Summary: A Los Angeles judge has ruled that James Woods can proceed with his defamation lawsuit against an anonymous Twitter hater.
Beware, internet trolls. Actor James Woods may change the way people post mean comments online.
This week, Los Angeles Superior Court Judge Mel Recana allowed Woods’ defamation complaint against “John Doe” to move forward, The Hollywood Reporter states. Last July, the actor sued Twitter user “Abe List” because Abe referred to Woods as a “cocaine addict.” While the true identity of Abe is unknown, his profile says he is a Harvard-educated partner at a private equity firm.
Woods sued for $10 million to send a message.
“AL, and anyone else using social media to propagate lies and do harm, should take note. They are not impervious to the law,” Woods said.
The conservative actor uses his Twitter to comment negatively on topics such as the Clintons and Barack Obama.
— James Woods (@RealJamesWoods) February 8, 2016
The World According to the #Zipster… pic.twitter.com/yvOGdmB0fm
— James Woods (@RealJamesWoods) February 5, 2016
Woods’ political outspokenness has brought him some ire online. After one of his tweets, Abe responded by saying “cocaine addict James Woods still sniffing and spouting.”

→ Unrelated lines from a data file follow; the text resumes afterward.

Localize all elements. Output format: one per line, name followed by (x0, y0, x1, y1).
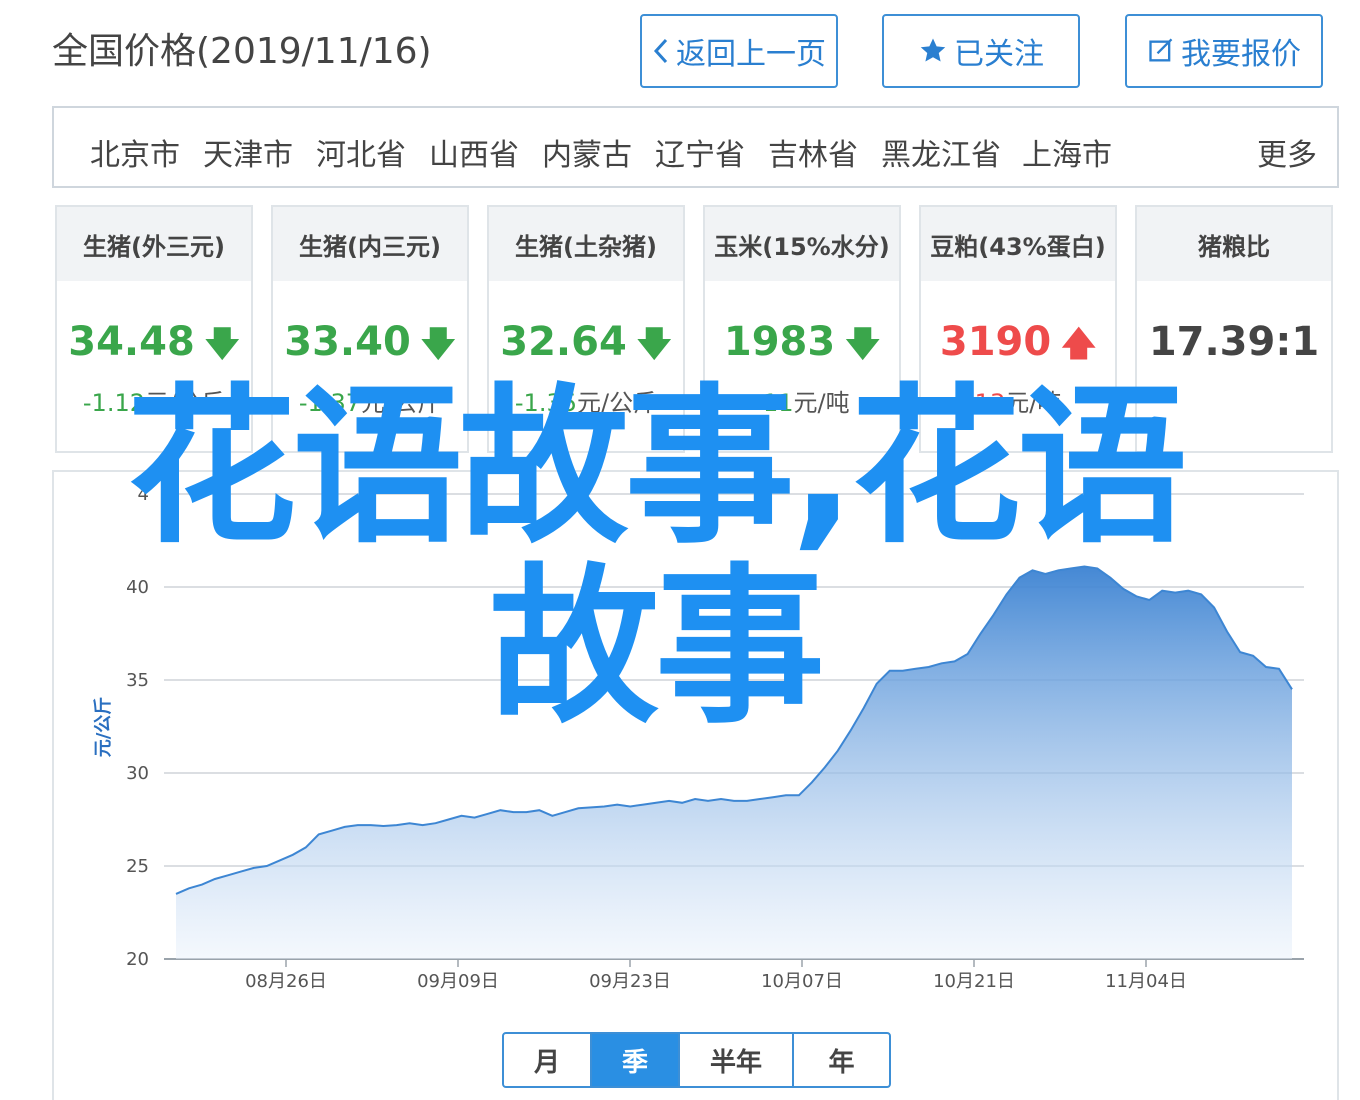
price-chart: 20 25 30 35 40 4 元/公斤 08月26日 09月09日 09月23日 10月07日 1… (52, 470, 1339, 1100)
x-tick-label: 11月04日 (1105, 971, 1187, 992)
card-title: 生猪(土杂猪) (489, 207, 683, 281)
period-tabs: 月 季 半年 年 (502, 1032, 891, 1088)
card-change: 13元/吨 (974, 389, 1062, 417)
quote-button-label: 我要报价 (1181, 37, 1301, 72)
follow-button-label: 已关注 (954, 37, 1044, 72)
card-title: 猪粮比 (1137, 207, 1331, 281)
x-tick-label: 08月26日 (245, 971, 327, 992)
card-change: -1.12元/公斤 (82, 389, 226, 417)
arrow-down-icon: 🡇 (204, 324, 240, 364)
y-tick-label: 40 (126, 577, 149, 598)
region-item[interactable]: 河北省 (316, 130, 406, 174)
y-tick-label: 30 (126, 763, 149, 784)
region-item[interactable]: 黑龙江省 (881, 130, 1001, 174)
region-item[interactable]: 辽宁省 (655, 130, 745, 174)
more-link[interactable]: 更多 (1257, 130, 1317, 174)
y-tick-label: 20 (126, 949, 149, 970)
back-button[interactable]: 返回上一页 (640, 14, 838, 88)
card-value: 3190 🡅 (939, 319, 1097, 365)
tab-year[interactable]: 年 (794, 1034, 889, 1086)
x-tick-label: 10月07日 (761, 971, 843, 992)
arrow-up-icon: 🡅 (1061, 324, 1097, 364)
page-title: 全国价格(2019/11/16) (52, 31, 432, 72)
tab-month[interactable]: 月 (504, 1034, 592, 1086)
star-icon (918, 36, 948, 66)
card-value: 1983 🡇 (723, 319, 881, 365)
card-value: 17.39:1 (1148, 319, 1320, 365)
price-chart-svg: 20 25 30 35 40 4 元/公斤 08月26日 09月09日 09月23日 10月07日 1… (93, 484, 1304, 992)
card-title: 生猪(内三元) (273, 207, 467, 281)
region-bar: 北京市 天津市 河北省 山西省 内蒙古 辽宁省 吉林省 黑龙江省 上海市 更多 (52, 106, 1339, 188)
card-title: 玉米(15%水分) (705, 207, 899, 281)
region-item[interactable]: 内蒙古 (542, 130, 632, 174)
region-item[interactable]: 北京市 (90, 130, 180, 174)
card-change: -1.37元/公斤 (298, 389, 442, 417)
back-button-label: 返回上一页 (676, 37, 826, 72)
price-card[interactable]: 猪粮比 17.39:1 (1135, 205, 1333, 453)
card-change: -1.35元/公斤 (514, 389, 658, 417)
price-card[interactable]: 生猪(内三元) 33.40 🡇 -1.37元/公斤 (271, 205, 469, 453)
follow-button[interactable]: 已关注 (882, 14, 1080, 88)
card-value: 33.40 🡇 (284, 319, 456, 365)
y-tick-label: 4 (138, 484, 149, 505)
region-item[interactable]: 山西省 (429, 130, 519, 174)
price-card[interactable]: 生猪(外三元) 34.48 🡇 -1.12元/公斤 (55, 205, 253, 453)
region-item[interactable]: 上海市 (1022, 130, 1112, 174)
price-card[interactable]: 生猪(土杂猪) 32.64 🡇 -1.35元/公斤 (487, 205, 685, 453)
edit-icon (1147, 37, 1175, 65)
region-item[interactable]: 吉林省 (768, 130, 858, 174)
series-area (176, 566, 1292, 959)
chevron-left-icon (652, 36, 670, 66)
x-tick-label: 10月21日 (933, 971, 1015, 992)
card-title: 生猪(外三元) (57, 207, 251, 281)
arrow-down-icon: 🡇 (636, 324, 672, 364)
region-item[interactable]: 天津市 (203, 130, 293, 174)
arrow-down-icon: 🡇 (420, 324, 456, 364)
card-title: 豆粕(43%蛋白) (921, 207, 1115, 281)
price-card[interactable]: 豆粕(43%蛋白) 3190 🡅 13元/吨 (919, 205, 1117, 453)
x-tick-label: 09月23日 (589, 971, 671, 992)
arrow-down-icon: 🡇 (845, 324, 881, 364)
tab-half-year[interactable]: 半年 (680, 1034, 794, 1086)
y-tick-label: 35 (126, 670, 149, 691)
price-card[interactable]: 玉米(15%水分) 1983 🡇 -11元/吨 (703, 205, 901, 453)
card-value: 34.48 🡇 (68, 319, 240, 365)
tab-quarter[interactable]: 季 (592, 1034, 680, 1086)
y-axis-label: 元/公斤 (93, 697, 114, 758)
y-tick-label: 25 (126, 856, 149, 877)
quote-button[interactable]: 我要报价 (1125, 14, 1323, 88)
card-value: 32.64 🡇 (500, 319, 672, 365)
card-change: -11元/吨 (754, 389, 850, 417)
x-tick-label: 09月09日 (417, 971, 499, 992)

In his lawsuit, Woods says that Abe’s Tweet was seen by thousands and that the statement was an attempt to damage Woods’ reputation.
Abe reacted to Woods’ lawsuit by asking to stop any immediate discovery and motioning to strike based upon protecting his First Amendment rights. The defendant said that his tweet was a protected political insult and within the realm of Twitter’s hyperbolic political culture. The Hollywood Reporter writes that essentially, “the statement at issue was said not to be a provable fact.”
Twitter agreed with Abe. One of its attorneys said that Abe’s statement seemed to be more opinion rather than fact.
“Attempts to unmask anonymous online speakers in the absence of a prima facie defamation claim are improper and would chill the First Amendment rights of speakers who use Twitter’s platform to express their thoughts and ideas instantly and publicly, without barriers,” Twitter’s attorney said.
A hearing was held on February 2, and Judge Recena ruled tentatively that he would dismiss the case. However, he shocked many when he reversed his decision and allowed the case to move forward.
“Applying the totality of circumstances test, and examining the plain language of the Tweet, it is clear that any reader of the AL False Statement could and indeed must view it as a statement of fact,” Judge Recena wrote.
With discovery, the identiy of Abe will be revealed as well as his state of mind when he posted the tweet. Woods will need to show that Abe knowingly disregarded the truth, and Woods will probably have to show that there is no truth in the cocaine user allegation.
Woods is represented by Michael Weinsten at Lavely & Singer.
UPDATED 2/11/16 AT 4:50 PM
The defendant is represented by attorney Lisa Bloom. On Thursday, Bloom filed an appeal on behalf of her client, John Doe.